The torque converter transmits engine torque to the transmission. When it is not locked up, it transmits the torque by means of oil. When it is locked up, it transmits the torque by means of the lockup piston.


The lockup damper is designed to soften the impact as the torque converter locks up.


The torque converter is a 3-element, single-stage, 2-phase type.

The term single-stage indicates that there is 1 turbine runner (output element). The term 2-phase indicates that the mechanism works as a torque converter when the turbine runner is turning slowly relative to the pump impeller and as a fluid coupling when the turbine runner is turning quickly relative to the pump impeller.






TORQUE CONVERTER NOT LOCKED UP






The torque converter activation pressure is not supplied between the converter front cover and lockup piston via passage (3). The lockup clutch (1) and the plate (2) are therefore disengaged and the lockup function is inactive.


TORQUE CONVERTER LOCKED UP






The torque converter activation pressure is supplied between the converter front cover and lockup piston via passage (3). The lockup clutch (1) and the plate (2) are therefore engaged and the lockup function is active.


TURBINE


As the fluid that was put into motion by the impeller blades strikes the blades of the turbine, some of the energy and rotational force is transferred into the turbine and the input shaft. This causes both of them (turbine and input shaft) to rotate in a clockwise direction following the impeller. As the fluid is leaving the trailing edges of the turbine's blades it continues in a "hindering" direction back toward the impeller. If the fluid is not redirected before it strikes the impeller, it will strike the impeller in such a direction that it would tend to slow it down.


STATOR


Torque multiplication is achieved by locking the stator's one-way clutch to its shaft. Under stall conditions (the turbine is stationary), the oil leaving the turbine blades strikes the face of the stator blades and tries to rotate them in a counterclockwise direction. When this happens the one-way clutch of the stator locks and holds the stator from rotating. With the stator locked, the oil strikes the stator blades and is redirected into a "helping" direction before it enters the impeller.

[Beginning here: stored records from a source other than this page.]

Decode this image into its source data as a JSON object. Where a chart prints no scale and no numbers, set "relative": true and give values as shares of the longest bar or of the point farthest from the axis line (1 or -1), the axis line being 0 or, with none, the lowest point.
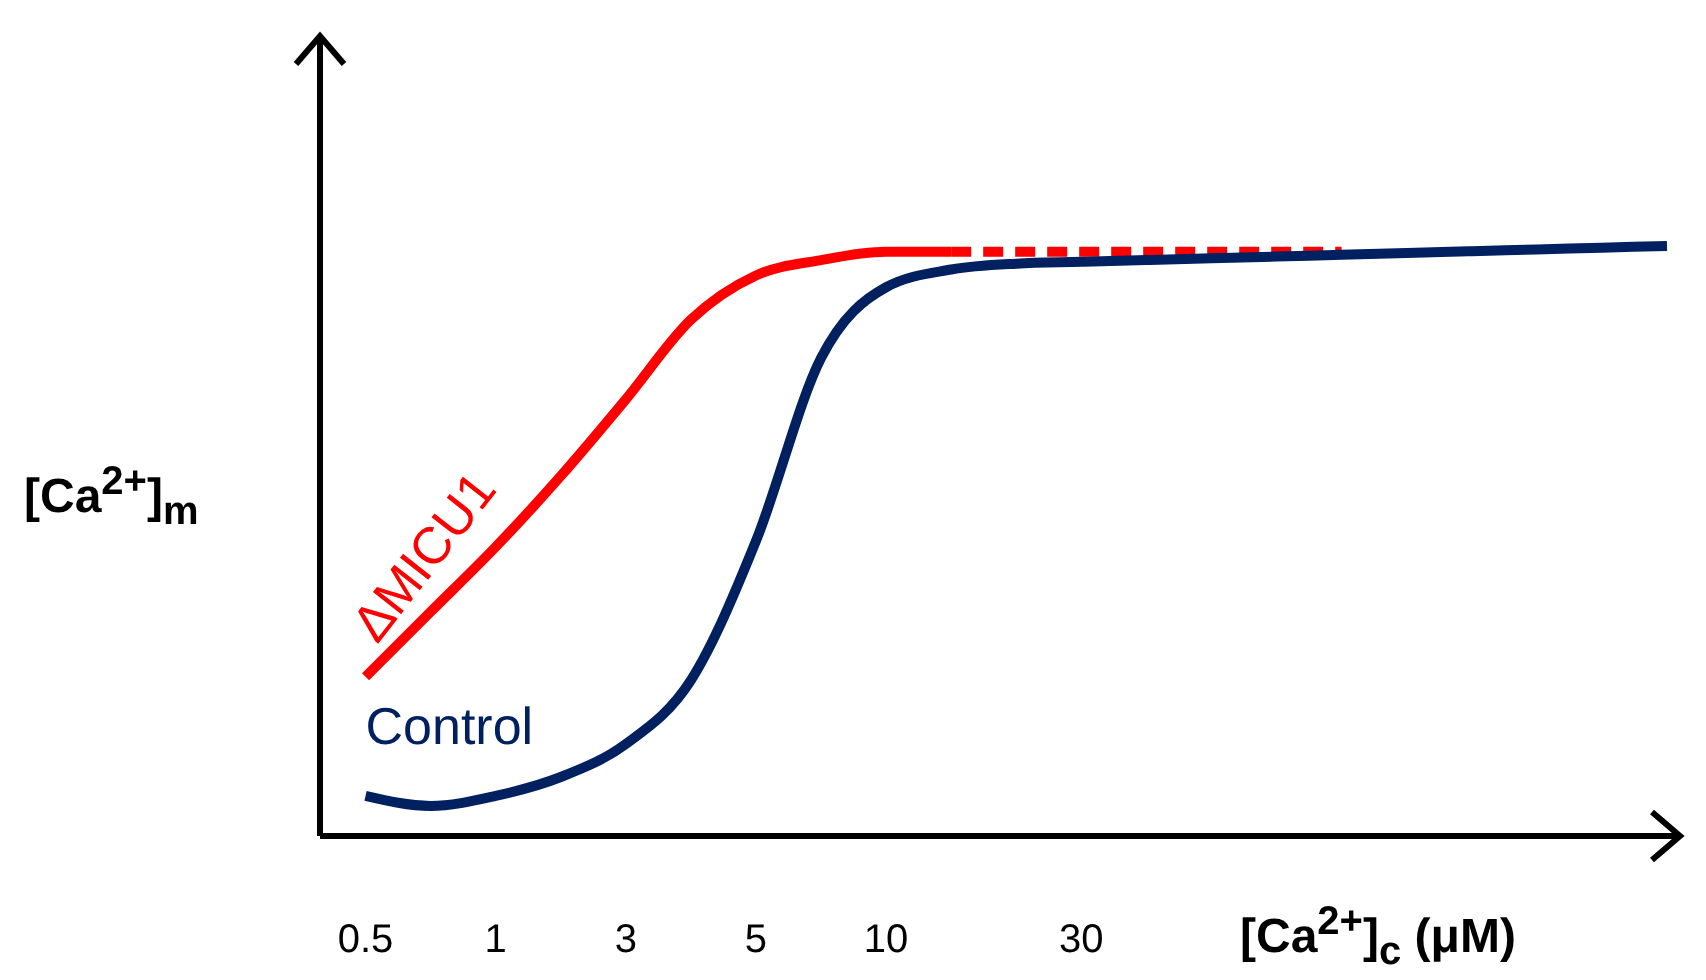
{
  "chart_data": {
    "type": "line",
    "relative": true,
    "xlabel": "[Ca$^{2+}$]$_{c}$ (μM)",
    "ylabel": "[Ca$^{2+}$]$_{m}$",
    "categories": [
      "0.5",
      null,
      "1",
      null,
      "3",
      null,
      "5",
      null,
      "10",
      null,
      null,
      "30",
      null,
      null,
      null,
      null,
      null,
      null,
      null,
      null,
      null
    ],
    "marker": "none",
    "series": [
      {
        "name": "ΔMICU1",
        "color": "#ff0000",
        "line_style": "solid",
        "values": [
          0.27,
          0.38,
          0.49,
          0.61,
          0.74,
          0.875,
          0.95,
          0.976,
          0.99,
          0.99,
          null,
          null,
          null,
          null,
          null,
          null,
          null,
          null,
          null,
          null,
          null
        ]
      },
      {
        "color": "#ff0000",
        "line_style": "dashed",
        "values": [
          null,
          null,
          null,
          null,
          null,
          null,
          null,
          null,
          null,
          0.99,
          0.99,
          0.99,
          0.99,
          0.99,
          0.99,
          0.99,
          null,
          null,
          null,
          null,
          null
        ]
      },
      {
        "name": "Control",
        "color": "#002060",
        "line_style": "solid",
        "values": [
          0.068,
          0.051,
          0.068,
          0.1,
          0.156,
          0.264,
          0.5,
          0.81,
          0.93,
          0.96,
          0.97,
          0.973,
          0.976,
          0.979,
          0.982,
          0.985,
          0.988,
          0.991,
          0.994,
          0.997,
          1
        ]
      }
    ]
  }
}
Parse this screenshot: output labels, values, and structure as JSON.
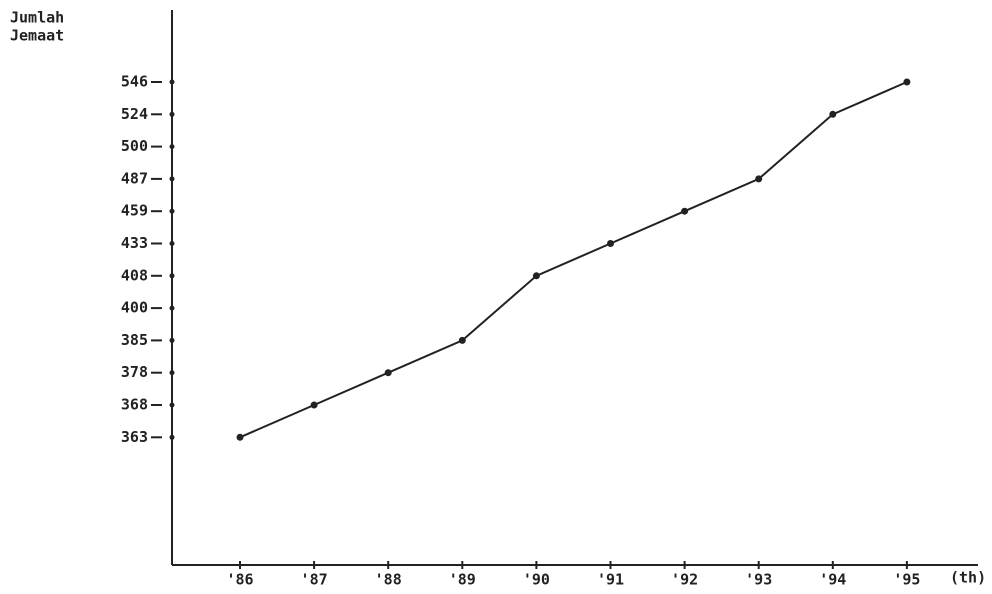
{
  "chart_data": {
    "type": "line",
    "y_label": [
      "Jumlah",
      "Jemaat"
    ],
    "x_label": "(th)",
    "categories": [
      "'86",
      "'87",
      "'88",
      "'89",
      "'90",
      "'91",
      "'92",
      "'93",
      "'94",
      "'95"
    ],
    "values": [
      363,
      368,
      378,
      385,
      408,
      433,
      459,
      487,
      524,
      546
    ],
    "color": "#222222",
    "yticks": [
      546,
      524,
      500,
      487,
      459,
      433,
      408,
      400,
      385,
      378,
      368,
      363
    ]
  }
}
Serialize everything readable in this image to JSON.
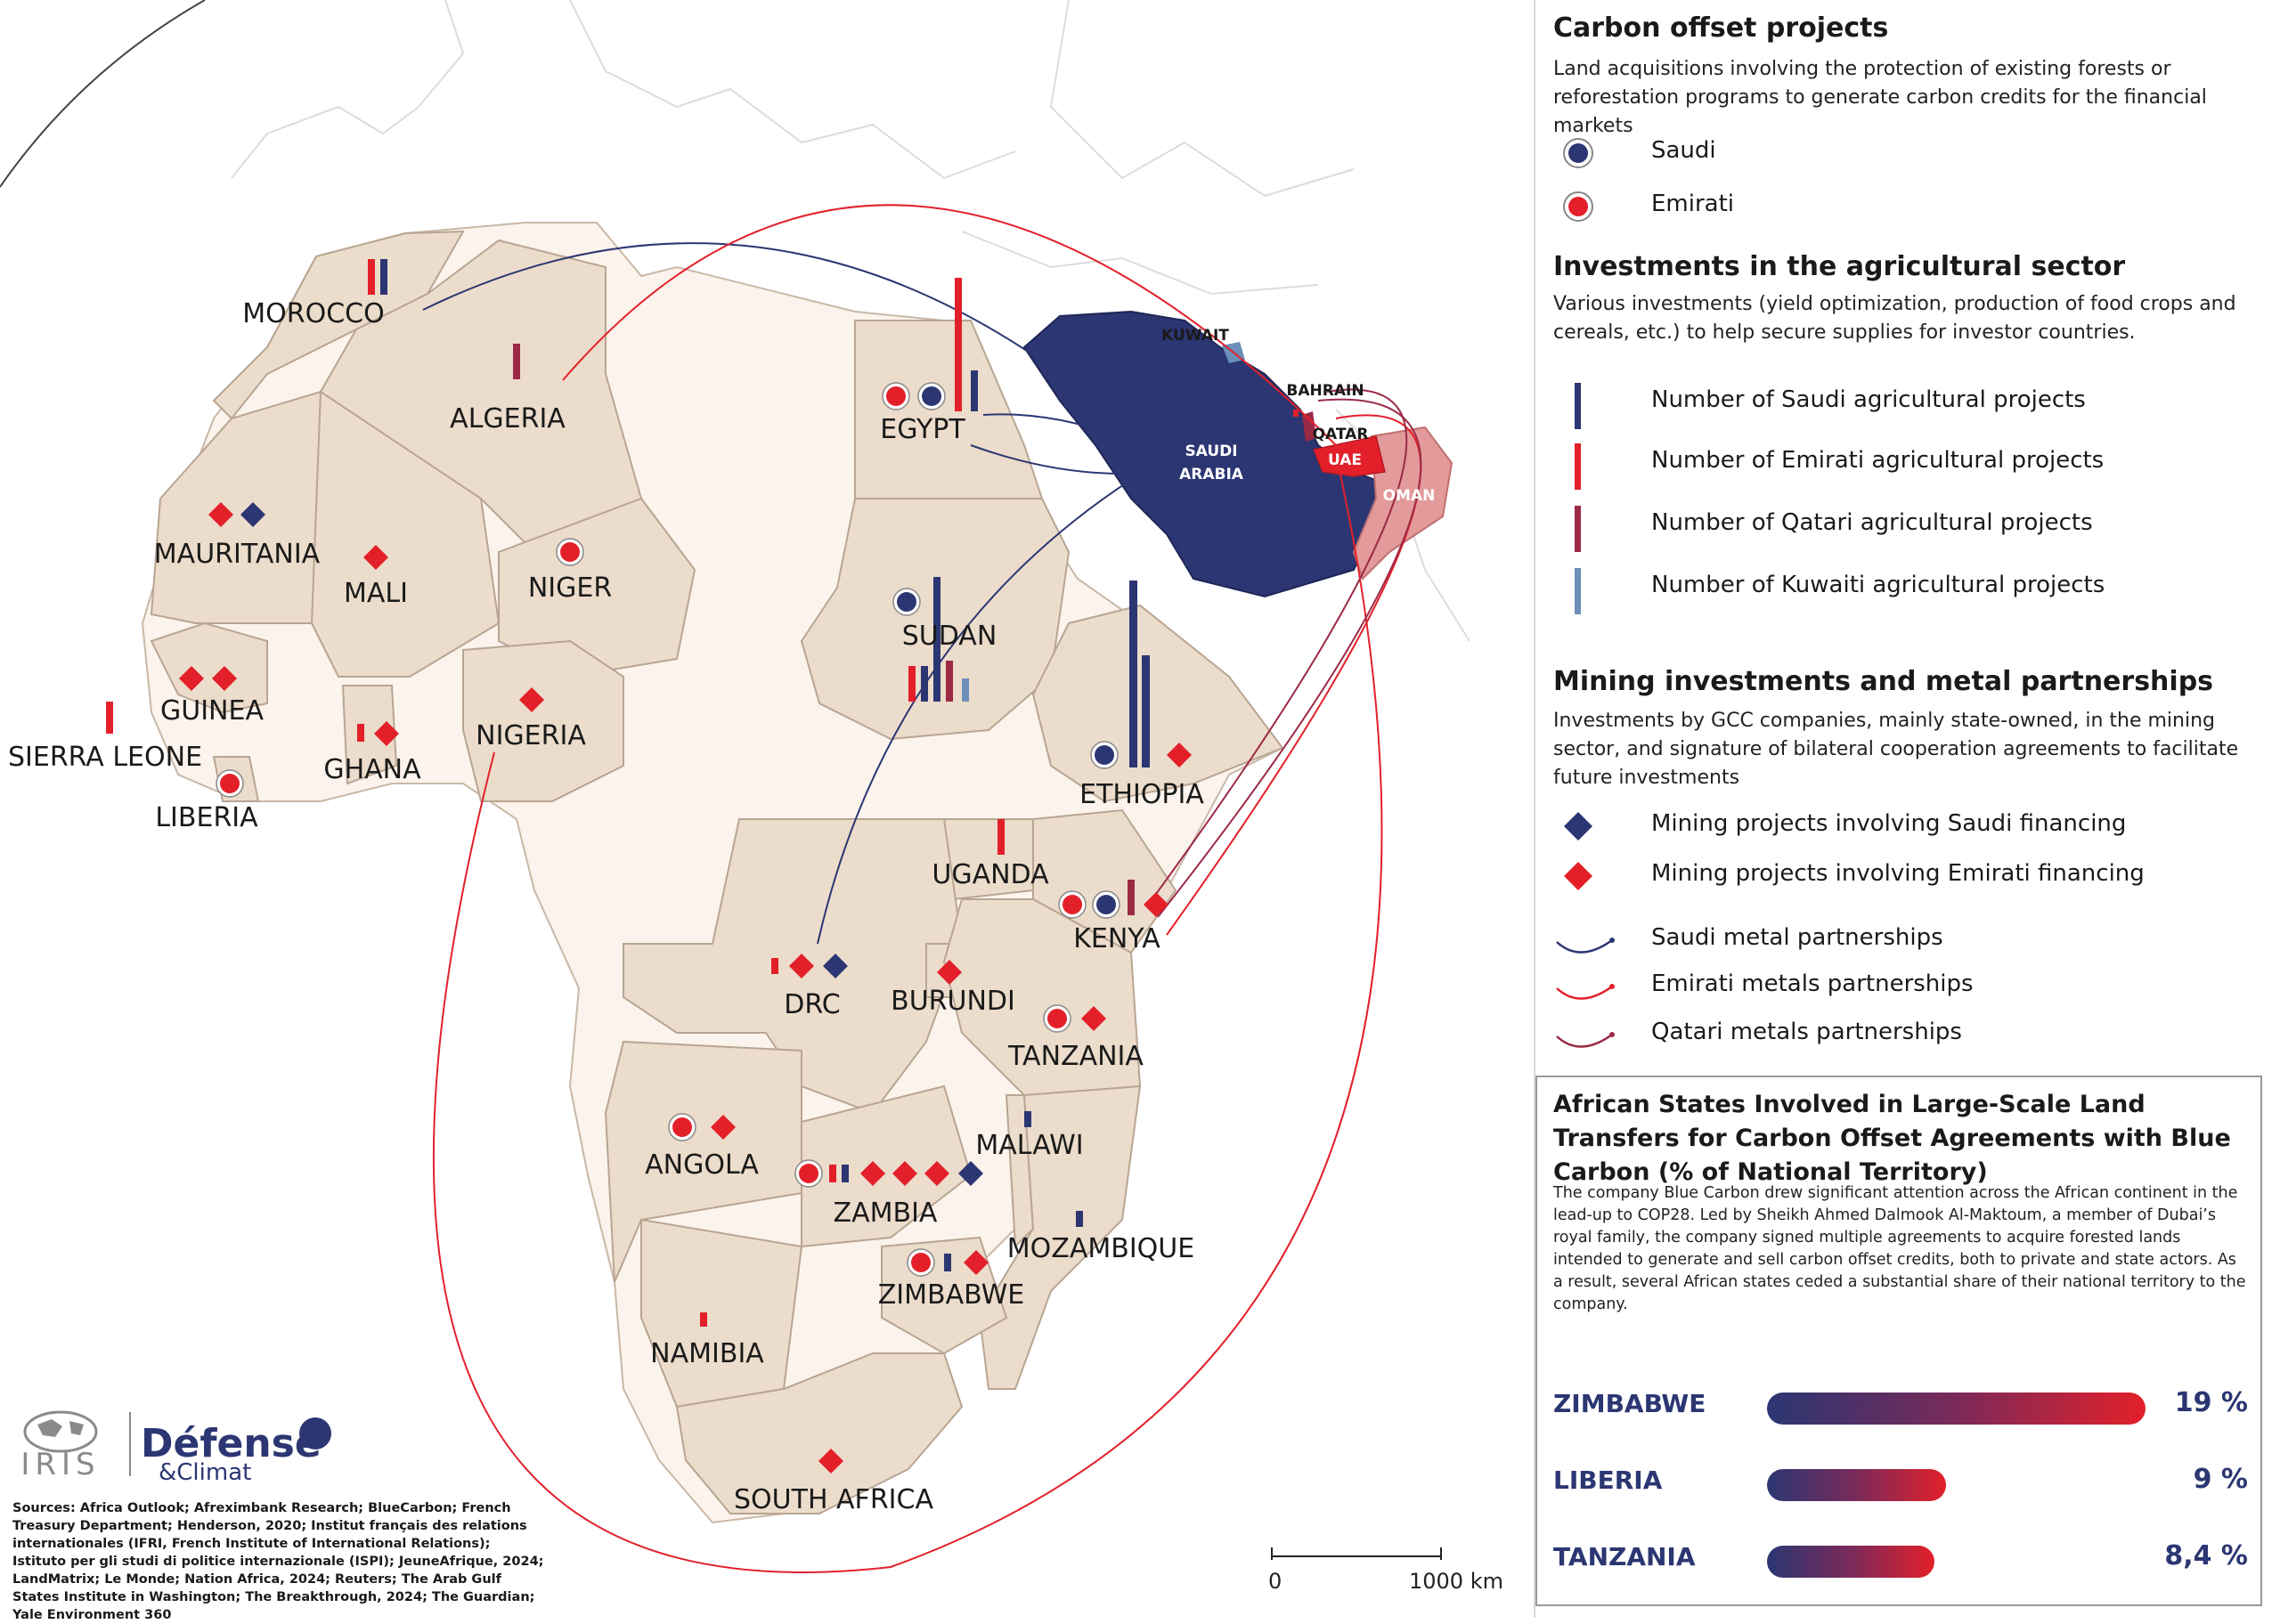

This circulation of oil from impeller to turbine, turbine to stator, and stator to impeller, can produce a maximum torque multiplication of about 2.4:1. As the turbine begins to match the speed of the impeller, the fluid that was hitting the stator in such as way as to cause it to lock-up is no longer doing so. In this condition of operation, the stator begins to free wheel and the converter acts as a fluid coupling.





Stator Operation








TORQUE CONVERTER CLUTCH (TCC)


In a standard torque converter, the impeller and turbine are rotating at about the same speed and the stator is freewheeling, providing no torque multiplication. By applying the turbine's piston and friction material to the front cover, a total converter engagement can be obtained. The result of this engagement is a direct 1:1 mechanical link between the engine and the transmission.


The clutch can be engaged in second, third, fourth, fifth and, sixth gear ranges.